Let’s run a thought experiment to find the very first chicken. The most widely accepted definition of a species is based on reproductive ability. If two animals, a male and a female, can produce a viable and non-sterile offspring, then these two animals belong to the same species. We do know that all the chickens alive today are definitely chickens, because that’s what we decided while classifying present-day species. Let’s assume that we can do anything we can imagine. Then we can resurrect all the ancestors of present-day chickens that have lived during the last, say, 10 million years. Now we pair up every resurrected bird with every present-day chicken of the opposite sex and see what happens. If a given resurrected bird produces a fully viable offspring with at least one present-day chicken, then it’s a chicken too, otherwise it’s a member of some pre-chicken species. Since the number of such birds is finite, eventually we will find the oldest bird that is determined to be a chicken by this “experiment”. That will be the very first true chicken that has ever lived. Of course, this “experiment” relies on many arbitrary or even random definitions and parameters, so if we repeat this experiment tomorrow we may well get a different result. But that doesn’t matter. What matters is that we will always find the first chicken, whoever that might be. But wait, didn’t this first chicken come from a chicken egg? Yes, obviously, the chicken’s genome is identical to the genome it had inside the egg, because it’s the same organism. The last infinitesimal mutation that crossed the imaginary line between a chicken and a pre-chicken occurred inside the pre-chicken before the egg was formed, so the resulting egg was already a chicken egg, even though it was laid by a pre-chicken.

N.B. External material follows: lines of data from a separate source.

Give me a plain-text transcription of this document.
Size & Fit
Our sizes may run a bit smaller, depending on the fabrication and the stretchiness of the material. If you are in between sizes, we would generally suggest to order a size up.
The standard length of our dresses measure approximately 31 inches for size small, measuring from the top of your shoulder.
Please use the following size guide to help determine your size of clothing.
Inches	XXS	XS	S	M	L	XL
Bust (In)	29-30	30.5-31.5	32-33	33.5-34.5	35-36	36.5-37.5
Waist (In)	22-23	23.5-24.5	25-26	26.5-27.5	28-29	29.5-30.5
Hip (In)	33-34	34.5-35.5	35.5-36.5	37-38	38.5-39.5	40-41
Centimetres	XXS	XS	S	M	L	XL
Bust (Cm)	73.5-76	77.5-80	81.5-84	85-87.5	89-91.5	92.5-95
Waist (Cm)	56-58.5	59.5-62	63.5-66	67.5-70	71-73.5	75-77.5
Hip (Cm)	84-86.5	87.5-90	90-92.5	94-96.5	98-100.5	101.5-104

So, there you have it — the completely scientific, real-world answer to the age-old question of whether the chicken came first or the egg.

It was the egg! Who laid that egg? It was an immediate ancestor of the chicken, which wasn’t a chicken yet.

You may wonder why all this is even important. Well, let’s take a real-life conundrum. I want to open my own business, and a big one, with millions and millions in revenues, so that it will make me rich. But to create a big business I need a lot of startup money first. In other words, to become rich in this way I have to be rich already. Looks like a classical “chicken and egg” problem, with money being the chicken and business being the egg (or vice versa, doesn’t matter). So, should I give up on my dream because it’s clearly impossible? No, because not only do I know that such “unsolvable” problem has a solution, but the preceding argument also shows all the possible solutions to it. I can go “biblical” and appeal to a higher power to create a chicken for me. In this case — find a rich investor to give me startup money. Or, I can try the way of the Tao and start from an egg — join an existing big company as an employee or a junior partner and work my way to the top. Or, I can use the principles of evolution — start a very small business, which doesn’t require a significant startup capital, get small revenues, reinvest those into growing the business, and repeat this process until I get what I wanted, much like the real chicken that slowly evolved from a single cell amoeba-like ancestor. In business terminology, such a process is called “bootstrapping”. But most important of all, knowing the answer to an “unsolvable” question gives you a perfect excuse not to give up on your dreams in the face of naysayers, who are not even capable of answering such a simple question as which came first — the chicken or the egg?